I will be in China in the next couple of months and I know many of the Chinese would like a piece of the west and with that I will bring golf with me. I am not going to even bring any clubs since clubs in China would be a steal compared to the USA. Who knows I may get a caddie to help find my lost balls.


----------



## white_tiger_137 (Mar 23, 2006)

Ok, I know the baby boomers are going to start dying off en masse in a couple decades. But golf isn't an underground thing anymore. I can proudly walk around my highschool with "GOLF" on the back of my Varsity jacket. Playing golf won't make you popular, but it's not the decidedly uncool thing that it used to be.:thumbsup:


----------



## Rick (Mar 15, 2006)

The invention of the video game will cause havoc for all sports  

Tiger Woods Golf, need i say more


----------



## Jesse (Apr 1, 2006)

That's a good point. If golf wasn't hip, then golf video games wouldn't be made at all, let alone sell. Considering they do, it's obviously got some popularity


----------



## ditchweed (Mar 29, 2006)

*Golf Ruler*

I think every man, woman, and child, are going to take-up the sport. I think it's going to be a family gathering at the course. I don't see too much popularity on t.v. but see it on the course alone. Retiring groupies, will make the everyday appearance. Instead of play cards, they are going to take the course.


----------



## Jesse (Apr 1, 2006)

ditchweed said:


> I think every man, woman, and child, are going to take-up the sport. I think it's going to be a family gathering at the course. I don't see too much popularity on t.v. but see it on the course alone. Retiring groupies, will make the everyday appearance. Instead of play cards, they are going to take the course.


The biggest issue is that golf is such a big investment to even get started. If you want to learn to play basketball, you can buy a ball for 10 bucks, and go to the park and start learning. If you want to play golf, you have to buy clubs, balls, tees, etc. and then go and pay for a round of golf, which can be kind of expensive. 

Golf always has been somewhat of a rich mans game.


----------



## StAndrew (Apr 5, 2006)

I agree that golf is not an inexpensive sport to take up. Yeah, you can start playing with some crappy clubs and balls you find around the course, but it's hard to improve your game unless you have the right equipment. And if you don't improve, you're not going to win or do well, and you're not going to want to play. It's not just the equipment either. Belonging to a club is pretty expensive for a lot of people, especially if you want to play on a good course.

I also think there will be a big decline in the sport once the baby boomers have run the course (no pun intended) but that'll be awhile in the future. You just don't see the crowds of young people like you do at basketball or hockey games.

Even if the Asian market opens up, I would imagine they will develop their own tournaments and may not mainstream into the American golf tour.
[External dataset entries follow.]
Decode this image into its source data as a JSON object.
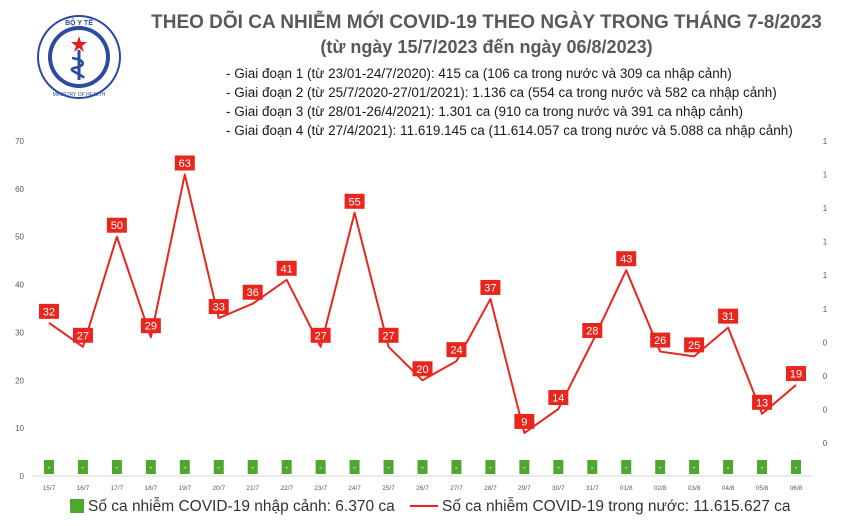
{
  "logo": {
    "top_text": "BỘ Y TẾ",
    "bottom_text": "MINISTRY OF HEALTH"
  },
  "header": {
    "title": "THEO DÕI CA NHIỄM MỚI COVID-19 THEO NGÀY TRONG THÁNG 7-8/2023",
    "subtitle": "(từ ngày 15/7/2023 đến ngày 06/8/2023)"
  },
  "phases": [
    "- Giai đoạn 1 (từ 23/01-24/7/2020): 415 ca (106 ca trong nước và 309 ca nhập cảnh)",
    "- Giai đoạn 2 (từ 25/7/2020-27/01/2021): 1.136 ca (554 ca trong nước và 582 ca nhập cảnh)",
    "- Giai đoạn 3 (từ 28/01-26/4/2021): 1.301 ca (910 ca trong nước và 391 ca nhập cảnh)",
    "- Giai đoạn 4 (từ 27/4/2021): 11.619.145 ca (11.614.057 ca trong nước và 5.088 ca nhập cảnh)"
  ],
  "legend": {
    "imported": "Số ca nhiễm COVID-19 nhập cảnh: 6.370 ca",
    "domestic": "Số ca nhiễm COVID-19 trong nước: 11.615.627 ca"
  },
  "colors": {
    "line": "#e8261d",
    "bar": "#4ea72e",
    "label_box": "#e8261d",
    "axis_text": "#595959"
  },
  "chart_data": {
    "type": "bar+line",
    "categories": [
      "15/7",
      "16/7",
      "17/7",
      "18/7",
      "19/7",
      "20/7",
      "21/7",
      "22/7",
      "23/7",
      "24/7",
      "25/7",
      "26/7",
      "27/7",
      "28/7",
      "29/7",
      "30/7",
      "31/7",
      "01/8",
      "02/8",
      "03/8",
      "04/8",
      "05/8",
      "06/8"
    ],
    "series": [
      {
        "name": "Số ca nhiễm COVID-19 trong nước",
        "type": "line",
        "axis": "left",
        "values": [
          32,
          27,
          50,
          29,
          63,
          33,
          36,
          41,
          27,
          55,
          27,
          20,
          24,
          37,
          9,
          14,
          28,
          43,
          26,
          25,
          31,
          13,
          19
        ]
      },
      {
        "name": "Số ca nhiễm COVID-19 nhập cảnh",
        "type": "bar",
        "axis": "right",
        "values": [
          0,
          0,
          0,
          0,
          0,
          0,
          0,
          0,
          0,
          0,
          0,
          0,
          0,
          0,
          0,
          0,
          0,
          0,
          0,
          0,
          0,
          0,
          0
        ],
        "bar_labels": [
          "-",
          "-",
          "-",
          "-",
          "-",
          "-",
          "-",
          "-",
          "-",
          "-",
          "-",
          "-",
          "-",
          "-",
          "-",
          "-",
          "-",
          "-",
          "-",
          "-",
          "-",
          "-",
          "-"
        ]
      }
    ],
    "y_left": {
      "ticks": [
        0,
        10,
        20,
        30,
        40,
        50,
        60,
        70
      ],
      "ylim": [
        0,
        70
      ]
    },
    "y_right": {
      "tick_labels": [
        "0",
        "0",
        "0",
        "0",
        "1",
        "1",
        "1",
        "1",
        "1",
        "1"
      ]
    },
    "legend_position": "bottom",
    "grid": false
  }
}
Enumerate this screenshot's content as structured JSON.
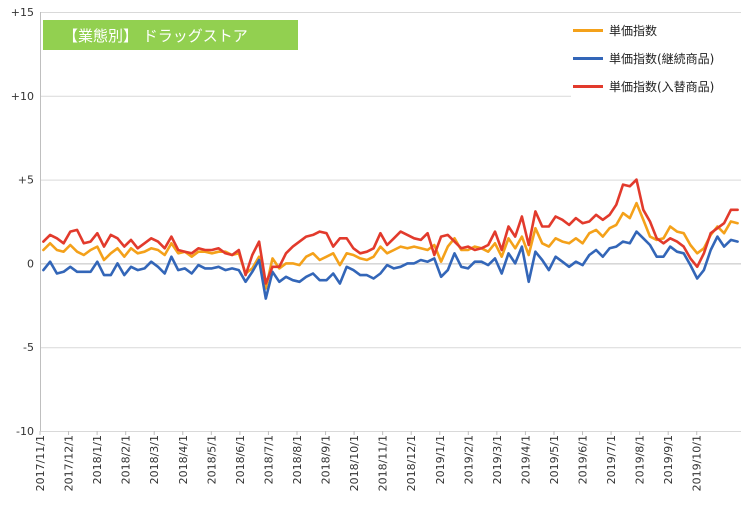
{
  "chart_data": {
    "type": "line",
    "title": "【業態別】 ドラッグストア",
    "title_bg": "#92D050",
    "ylim": [
      -10,
      15
    ],
    "y_ticks": [
      15,
      10,
      5,
      0,
      -5,
      -10
    ],
    "y_tick_labels": [
      "+15",
      "+10",
      "+5",
      "0",
      "-5",
      "-10"
    ],
    "x_tick_labels": [
      "2017/11/1",
      "2017/12/1",
      "2018/1/1",
      "2018/2/1",
      "2018/3/1",
      "2018/4/1",
      "2018/5/1",
      "2018/6/1",
      "2018/7/1",
      "2018/8/1",
      "2018/9/1",
      "2018/10/1",
      "2018/11/1",
      "2018/12/1",
      "2019/1/1",
      "2019/2/1",
      "2019/3/1",
      "2019/4/1",
      "2019/5/1",
      "2019/6/1",
      "2019/7/1",
      "2019/8/1",
      "2019/9/1",
      "2019/10/1"
    ],
    "grid": "horizontal",
    "legend_position": "top-right",
    "series": [
      {
        "name": "単価指数",
        "color": "#F4A11A",
        "values": [
          0.8,
          1.2,
          0.8,
          0.7,
          1.1,
          0.7,
          0.5,
          0.8,
          1.0,
          0.2,
          0.6,
          0.9,
          0.4,
          0.9,
          0.6,
          0.7,
          0.9,
          0.8,
          0.5,
          1.2,
          0.6,
          0.7,
          0.4,
          0.7,
          0.7,
          0.6,
          0.7,
          0.7,
          0.5,
          0.6,
          -0.6,
          -0.3,
          0.4,
          -1.5,
          0.3,
          -0.3,
          0.0,
          0.0,
          -0.1,
          0.4,
          0.6,
          0.2,
          0.4,
          0.6,
          -0.1,
          0.6,
          0.5,
          0.3,
          0.2,
          0.4,
          1.0,
          0.6,
          0.8,
          1.0,
          0.9,
          1.0,
          0.9,
          0.8,
          1.1,
          0.1,
          1.0,
          1.5,
          0.8,
          0.8,
          1.0,
          0.9,
          0.7,
          1.2,
          0.4,
          1.5,
          0.9,
          1.6,
          0.5,
          2.1,
          1.2,
          1.0,
          1.5,
          1.3,
          1.2,
          1.5,
          1.2,
          1.8,
          2.0,
          1.6,
          2.1,
          2.3,
          3.0,
          2.7,
          3.6,
          2.6,
          1.6,
          1.4,
          1.5,
          2.2,
          1.9,
          1.8,
          1.1,
          0.6,
          0.9,
          1.7,
          2.2,
          1.8,
          2.5,
          2.4
        ]
      },
      {
        "name": "単価指数(継続商品)",
        "color": "#3366B8",
        "values": [
          -0.4,
          0.1,
          -0.6,
          -0.5,
          -0.2,
          -0.5,
          -0.5,
          -0.5,
          0.1,
          -0.7,
          -0.7,
          0.0,
          -0.7,
          -0.2,
          -0.4,
          -0.3,
          0.1,
          -0.2,
          -0.6,
          0.4,
          -0.4,
          -0.3,
          -0.6,
          -0.1,
          -0.3,
          -0.3,
          -0.2,
          -0.4,
          -0.3,
          -0.4,
          -1.1,
          -0.5,
          0.2,
          -2.1,
          -0.5,
          -1.1,
          -0.8,
          -1.0,
          -1.1,
          -0.8,
          -0.6,
          -1.0,
          -1.0,
          -0.6,
          -1.2,
          -0.2,
          -0.4,
          -0.7,
          -0.7,
          -0.9,
          -0.6,
          -0.1,
          -0.3,
          -0.2,
          0.0,
          0.0,
          0.2,
          0.1,
          0.3,
          -0.8,
          -0.4,
          0.6,
          -0.2,
          -0.3,
          0.1,
          0.1,
          -0.1,
          0.3,
          -0.6,
          0.6,
          0.0,
          1.0,
          -1.1,
          0.7,
          0.2,
          -0.4,
          0.4,
          0.1,
          -0.2,
          0.1,
          -0.1,
          0.5,
          0.8,
          0.4,
          0.9,
          1.0,
          1.3,
          1.2,
          1.9,
          1.5,
          1.1,
          0.4,
          0.4,
          1.0,
          0.7,
          0.6,
          -0.1,
          -0.9,
          -0.4,
          0.8,
          1.6,
          1.0,
          1.4,
          1.3
        ]
      },
      {
        "name": "単価指数(入替商品)",
        "color": "#E23A2C",
        "values": [
          1.3,
          1.7,
          1.5,
          1.2,
          1.9,
          2.0,
          1.2,
          1.3,
          1.8,
          1.0,
          1.7,
          1.5,
          1.0,
          1.4,
          0.9,
          1.2,
          1.5,
          1.3,
          0.9,
          1.6,
          0.8,
          0.7,
          0.6,
          0.9,
          0.8,
          0.8,
          0.9,
          0.6,
          0.5,
          0.8,
          -0.7,
          0.5,
          1.3,
          -1.2,
          -0.2,
          -0.2,
          0.6,
          1.0,
          1.3,
          1.6,
          1.7,
          1.9,
          1.8,
          1.0,
          1.5,
          1.5,
          0.9,
          0.6,
          0.7,
          0.9,
          1.8,
          1.1,
          1.5,
          1.9,
          1.7,
          1.5,
          1.4,
          1.8,
          0.5,
          1.6,
          1.7,
          1.3,
          0.9,
          1.0,
          0.8,
          0.9,
          1.1,
          1.9,
          0.8,
          2.2,
          1.6,
          2.8,
          1.1,
          3.1,
          2.2,
          2.2,
          2.8,
          2.6,
          2.3,
          2.7,
          2.4,
          2.5,
          2.9,
          2.6,
          2.9,
          3.5,
          4.7,
          4.6,
          5.0,
          3.2,
          2.5,
          1.5,
          1.2,
          1.5,
          1.3,
          1.0,
          0.3,
          -0.2,
          0.6,
          1.8,
          2.1,
          2.4,
          3.2,
          3.2
        ]
      }
    ]
  }
}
After all, that just adds an element of major travel expense into the equation. Having such a huge population also suggests to me that there would be no need for players there to play anywhere else than their home area in terms of audience, etc. Just my 2 cents worth.


----------



## Jesse (Apr 1, 2006)

The Asian audience would indeed be the biggest consumer, but they are also the pooreset and the most crowded. To run a golf course you need a lot of rich people, and you need a huge area of land to spend tons of money. 

Asia has a lot of poor people, and it's really crowded. 

You get what that means


----------